Colorado River drought deepens as Lake Powell nears critical level
Lake Powell was forecast to slip below its power threshold by August, a shift that could alter river releases, shoreline access and water operations for Parker and CRIT.

Lake Powell was heading toward a level that could force major changes in how the Colorado River is managed, and that matters directly in Parker and across the Colorado River Indian Tribes reservation. Federal forecasters said the reservoir could fall below 3,490 feet by August 2026 without major intervention, a point where Glen Canyon Dam releases would have to shift to the river outlet works only and hydropower generation would stop.
The warning came as the Bureau of Reclamation said Colorado River system storage had dropped to about 36 percent of capacity. Reclamation also said Lake Powell’s minimum probable water-year inflow was just 2.78 million acre-feet, about 29 percent of the historical average, after the lowest winter snowpack on record and a brutally hot spring pushed the system into a dangerous range.
To keep Lake Powell above critical elevations, Reclamation moved into drought-response operations under the 2019 Drought Response Operations Agreement. The agency said it planned to add as much as 2.48 million acre-feet to the reservoir through extra releases from Flaming Gorge Reservoir and reduced releases from Lake Powell, with drought-response releases from Flaming Gorge beginning April 23. Reclamation said the 2026 plan calls for sending between 660,000 acre-feet and 1 million acre-feet from Flaming Gorge through April 2027, while cutting annual releases from Lake Powell to Lake Mead from 7.48 million acre-feet to 6.0 million acre-feet through September 2026.
Those moves ripple far beyond reservoir maps. The Colorado River supplies water to more than 40 million people in seven states, and for La Paz County residents the river is part of daily life, not distant policy. The Colorado River Indian Tribes reservation stretches 45 miles by 12 miles and includes 114 linear miles of Colorado River shoreline, along with about 240 miles of irrigation canals and 152 miles of drains. Lower releases, changing water levels and power uncertainty can affect farms, homes, businesses and recreation from Parker to the reservation’s riverfront.

The system was already under strain in January, when Reclamation projected Lake Powell would start water year 2026 at 3,538.47 feet, only 48 feet above minimum power pool. By June 3, Flaming Gorge Reservoir was about 77 percent full, and releases beginning June 13 were averaging 1,600 cubic feet per second as part of the emergency effort. Reclamation said similar drought-response operations were used in 2021 and 2022, underscoring how often the basin has had to shift into crisis management.

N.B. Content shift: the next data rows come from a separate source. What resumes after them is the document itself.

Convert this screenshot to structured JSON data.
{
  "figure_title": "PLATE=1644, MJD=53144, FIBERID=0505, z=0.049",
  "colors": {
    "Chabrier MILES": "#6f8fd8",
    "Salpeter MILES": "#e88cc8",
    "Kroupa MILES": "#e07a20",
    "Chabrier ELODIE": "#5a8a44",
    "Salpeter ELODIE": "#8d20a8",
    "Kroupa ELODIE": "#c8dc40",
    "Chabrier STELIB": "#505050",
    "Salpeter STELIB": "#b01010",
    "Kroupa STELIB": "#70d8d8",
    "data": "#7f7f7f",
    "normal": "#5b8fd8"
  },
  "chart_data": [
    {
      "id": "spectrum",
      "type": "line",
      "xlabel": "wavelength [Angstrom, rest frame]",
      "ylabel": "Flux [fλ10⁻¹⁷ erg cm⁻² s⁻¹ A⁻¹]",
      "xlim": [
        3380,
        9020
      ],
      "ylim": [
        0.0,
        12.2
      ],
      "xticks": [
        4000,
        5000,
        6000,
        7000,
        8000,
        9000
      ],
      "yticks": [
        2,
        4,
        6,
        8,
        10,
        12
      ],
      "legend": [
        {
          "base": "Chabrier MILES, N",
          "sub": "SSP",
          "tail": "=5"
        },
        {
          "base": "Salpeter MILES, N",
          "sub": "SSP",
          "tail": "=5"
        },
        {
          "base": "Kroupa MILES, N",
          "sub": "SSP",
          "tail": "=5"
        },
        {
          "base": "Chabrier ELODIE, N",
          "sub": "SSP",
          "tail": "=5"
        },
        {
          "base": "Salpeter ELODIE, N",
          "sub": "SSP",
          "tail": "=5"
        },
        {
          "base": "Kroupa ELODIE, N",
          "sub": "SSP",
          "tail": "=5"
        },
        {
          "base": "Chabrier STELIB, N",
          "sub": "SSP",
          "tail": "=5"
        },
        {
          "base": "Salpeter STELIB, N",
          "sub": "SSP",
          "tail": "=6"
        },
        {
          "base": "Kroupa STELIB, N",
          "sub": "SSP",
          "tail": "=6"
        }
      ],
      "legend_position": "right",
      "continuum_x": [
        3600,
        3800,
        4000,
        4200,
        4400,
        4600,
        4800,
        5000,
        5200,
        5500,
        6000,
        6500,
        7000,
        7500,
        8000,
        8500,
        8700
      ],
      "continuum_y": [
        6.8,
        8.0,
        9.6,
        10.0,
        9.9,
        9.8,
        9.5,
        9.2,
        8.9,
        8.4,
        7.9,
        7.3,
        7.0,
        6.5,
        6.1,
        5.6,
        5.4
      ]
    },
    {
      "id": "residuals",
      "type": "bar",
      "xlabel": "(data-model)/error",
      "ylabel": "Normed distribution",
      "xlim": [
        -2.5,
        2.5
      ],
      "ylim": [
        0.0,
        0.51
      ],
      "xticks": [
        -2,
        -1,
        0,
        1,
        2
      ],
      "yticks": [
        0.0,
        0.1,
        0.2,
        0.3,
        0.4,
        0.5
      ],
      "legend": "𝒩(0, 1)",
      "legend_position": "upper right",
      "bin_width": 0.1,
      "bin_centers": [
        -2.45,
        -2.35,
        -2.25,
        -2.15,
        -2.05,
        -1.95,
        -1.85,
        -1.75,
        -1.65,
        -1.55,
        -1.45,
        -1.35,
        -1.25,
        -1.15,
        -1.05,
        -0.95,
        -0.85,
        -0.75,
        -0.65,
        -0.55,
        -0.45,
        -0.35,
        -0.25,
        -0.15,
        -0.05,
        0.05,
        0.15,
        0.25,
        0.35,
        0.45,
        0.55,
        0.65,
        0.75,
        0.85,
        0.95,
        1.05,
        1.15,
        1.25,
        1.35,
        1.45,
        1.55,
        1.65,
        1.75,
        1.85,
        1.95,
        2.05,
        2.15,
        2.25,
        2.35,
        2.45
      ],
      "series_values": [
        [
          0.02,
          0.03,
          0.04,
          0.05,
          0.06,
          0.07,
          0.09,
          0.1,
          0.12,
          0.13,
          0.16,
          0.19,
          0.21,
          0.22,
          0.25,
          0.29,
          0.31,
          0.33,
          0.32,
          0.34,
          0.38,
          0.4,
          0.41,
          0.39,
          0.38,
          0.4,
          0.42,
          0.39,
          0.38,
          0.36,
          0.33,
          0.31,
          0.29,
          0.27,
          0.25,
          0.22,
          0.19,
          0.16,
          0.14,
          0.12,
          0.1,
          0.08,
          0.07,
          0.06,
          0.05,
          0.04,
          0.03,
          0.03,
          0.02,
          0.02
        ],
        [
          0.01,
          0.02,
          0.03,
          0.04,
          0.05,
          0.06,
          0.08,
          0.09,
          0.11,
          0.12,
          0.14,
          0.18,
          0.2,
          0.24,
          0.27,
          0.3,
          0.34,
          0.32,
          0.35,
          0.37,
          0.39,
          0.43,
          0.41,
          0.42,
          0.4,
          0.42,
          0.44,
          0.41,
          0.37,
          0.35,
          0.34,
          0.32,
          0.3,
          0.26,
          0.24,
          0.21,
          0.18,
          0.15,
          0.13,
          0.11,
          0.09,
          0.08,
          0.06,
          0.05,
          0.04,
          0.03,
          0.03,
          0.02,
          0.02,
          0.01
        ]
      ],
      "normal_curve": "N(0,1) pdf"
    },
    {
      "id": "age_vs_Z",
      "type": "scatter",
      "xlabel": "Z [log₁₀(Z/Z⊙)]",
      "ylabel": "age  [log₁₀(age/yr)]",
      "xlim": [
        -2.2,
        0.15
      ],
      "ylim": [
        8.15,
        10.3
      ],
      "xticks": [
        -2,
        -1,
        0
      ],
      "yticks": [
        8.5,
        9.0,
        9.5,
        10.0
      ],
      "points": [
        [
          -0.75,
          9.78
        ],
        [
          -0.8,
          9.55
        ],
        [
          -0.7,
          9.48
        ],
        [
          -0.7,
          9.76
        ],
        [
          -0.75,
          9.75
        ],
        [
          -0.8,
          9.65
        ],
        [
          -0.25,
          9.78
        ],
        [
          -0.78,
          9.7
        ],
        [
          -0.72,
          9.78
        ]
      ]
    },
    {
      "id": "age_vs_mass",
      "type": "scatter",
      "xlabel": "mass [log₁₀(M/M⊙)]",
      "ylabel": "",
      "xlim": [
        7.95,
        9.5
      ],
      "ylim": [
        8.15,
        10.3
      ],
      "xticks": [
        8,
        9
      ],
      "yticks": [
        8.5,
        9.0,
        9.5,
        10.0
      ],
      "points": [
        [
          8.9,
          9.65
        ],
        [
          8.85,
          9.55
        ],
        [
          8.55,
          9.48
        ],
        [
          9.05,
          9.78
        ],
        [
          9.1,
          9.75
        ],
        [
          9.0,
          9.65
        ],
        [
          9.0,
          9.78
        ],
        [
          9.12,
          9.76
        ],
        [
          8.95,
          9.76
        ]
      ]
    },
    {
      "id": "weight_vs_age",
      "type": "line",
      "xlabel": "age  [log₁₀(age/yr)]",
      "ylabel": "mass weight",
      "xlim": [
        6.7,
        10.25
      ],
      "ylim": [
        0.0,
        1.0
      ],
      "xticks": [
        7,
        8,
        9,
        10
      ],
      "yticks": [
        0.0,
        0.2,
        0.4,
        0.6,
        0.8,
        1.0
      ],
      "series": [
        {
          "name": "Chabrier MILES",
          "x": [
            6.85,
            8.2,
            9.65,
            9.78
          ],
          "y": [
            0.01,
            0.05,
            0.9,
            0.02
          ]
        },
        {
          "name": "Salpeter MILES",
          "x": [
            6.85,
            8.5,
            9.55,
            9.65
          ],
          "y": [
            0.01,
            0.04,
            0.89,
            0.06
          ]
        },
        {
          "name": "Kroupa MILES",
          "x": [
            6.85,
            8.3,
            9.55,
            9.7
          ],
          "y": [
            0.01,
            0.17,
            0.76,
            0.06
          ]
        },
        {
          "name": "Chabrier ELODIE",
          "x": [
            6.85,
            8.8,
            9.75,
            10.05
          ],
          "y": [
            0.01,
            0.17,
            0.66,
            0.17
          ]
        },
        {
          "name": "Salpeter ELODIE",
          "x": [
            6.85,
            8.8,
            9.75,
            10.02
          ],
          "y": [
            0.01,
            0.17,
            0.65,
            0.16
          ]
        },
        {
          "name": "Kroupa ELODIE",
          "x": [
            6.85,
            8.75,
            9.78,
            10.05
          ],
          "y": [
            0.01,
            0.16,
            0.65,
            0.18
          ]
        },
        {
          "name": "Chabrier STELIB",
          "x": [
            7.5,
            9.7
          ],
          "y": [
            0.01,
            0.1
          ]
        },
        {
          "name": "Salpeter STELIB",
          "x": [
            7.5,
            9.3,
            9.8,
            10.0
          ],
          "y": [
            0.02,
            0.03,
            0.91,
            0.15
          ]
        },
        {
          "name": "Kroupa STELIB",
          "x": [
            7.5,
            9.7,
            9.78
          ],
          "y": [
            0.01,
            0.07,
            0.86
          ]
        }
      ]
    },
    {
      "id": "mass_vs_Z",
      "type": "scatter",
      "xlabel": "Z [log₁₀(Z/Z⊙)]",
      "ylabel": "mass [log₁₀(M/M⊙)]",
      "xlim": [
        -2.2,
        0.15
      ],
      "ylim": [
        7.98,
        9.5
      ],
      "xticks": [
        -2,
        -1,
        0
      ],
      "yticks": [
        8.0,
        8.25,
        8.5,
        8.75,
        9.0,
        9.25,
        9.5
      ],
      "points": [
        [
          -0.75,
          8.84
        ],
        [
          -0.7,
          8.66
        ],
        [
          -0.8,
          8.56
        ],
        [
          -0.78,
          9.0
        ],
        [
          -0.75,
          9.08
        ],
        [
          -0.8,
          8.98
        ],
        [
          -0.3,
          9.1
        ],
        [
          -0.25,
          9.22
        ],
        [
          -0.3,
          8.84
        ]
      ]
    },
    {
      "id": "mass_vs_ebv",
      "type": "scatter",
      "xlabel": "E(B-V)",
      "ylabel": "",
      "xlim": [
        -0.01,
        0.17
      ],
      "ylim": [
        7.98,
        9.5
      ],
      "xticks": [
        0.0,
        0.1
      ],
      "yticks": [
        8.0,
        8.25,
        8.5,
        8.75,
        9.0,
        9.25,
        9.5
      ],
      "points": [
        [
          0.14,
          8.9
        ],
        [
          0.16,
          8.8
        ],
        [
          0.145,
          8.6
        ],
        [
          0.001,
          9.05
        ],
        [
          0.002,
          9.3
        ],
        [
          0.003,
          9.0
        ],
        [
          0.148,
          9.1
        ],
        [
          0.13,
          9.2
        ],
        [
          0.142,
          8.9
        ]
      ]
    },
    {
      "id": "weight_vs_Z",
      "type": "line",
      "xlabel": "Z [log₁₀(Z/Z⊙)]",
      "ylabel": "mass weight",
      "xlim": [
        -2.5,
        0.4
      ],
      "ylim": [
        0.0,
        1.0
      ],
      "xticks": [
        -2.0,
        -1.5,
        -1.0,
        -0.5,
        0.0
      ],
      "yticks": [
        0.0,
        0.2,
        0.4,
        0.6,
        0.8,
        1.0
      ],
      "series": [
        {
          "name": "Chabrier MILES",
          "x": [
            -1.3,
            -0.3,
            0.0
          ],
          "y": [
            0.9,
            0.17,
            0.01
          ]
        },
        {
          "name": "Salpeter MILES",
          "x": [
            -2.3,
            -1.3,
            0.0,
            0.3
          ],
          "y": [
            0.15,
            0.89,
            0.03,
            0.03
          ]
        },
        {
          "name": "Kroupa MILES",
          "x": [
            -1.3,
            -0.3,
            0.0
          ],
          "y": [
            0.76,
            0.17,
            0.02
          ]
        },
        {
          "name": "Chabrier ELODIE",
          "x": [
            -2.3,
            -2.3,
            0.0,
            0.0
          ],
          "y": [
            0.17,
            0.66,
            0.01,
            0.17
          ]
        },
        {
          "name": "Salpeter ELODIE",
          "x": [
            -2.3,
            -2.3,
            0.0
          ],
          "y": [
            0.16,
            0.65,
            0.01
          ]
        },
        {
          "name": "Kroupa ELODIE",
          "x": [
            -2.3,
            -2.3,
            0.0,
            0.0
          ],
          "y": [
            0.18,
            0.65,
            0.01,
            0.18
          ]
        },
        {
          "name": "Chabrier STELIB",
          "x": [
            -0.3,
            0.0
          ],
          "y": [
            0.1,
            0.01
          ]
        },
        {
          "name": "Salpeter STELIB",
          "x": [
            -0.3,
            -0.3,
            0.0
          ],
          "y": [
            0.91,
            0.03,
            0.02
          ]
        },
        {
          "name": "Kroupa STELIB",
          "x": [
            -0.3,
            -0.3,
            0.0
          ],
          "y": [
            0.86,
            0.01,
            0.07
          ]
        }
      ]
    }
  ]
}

For La Paz County, the next 30 to 60 days will hinge on how those releases hold up and whether Lake Powell can stay above the critical line. River users, irrigators and recreation interests in Parker and on the CRIT reservation are likely to see tighter attention on water levels, access points and operating schedules as federal managers try to keep the system stable through another punishing summer.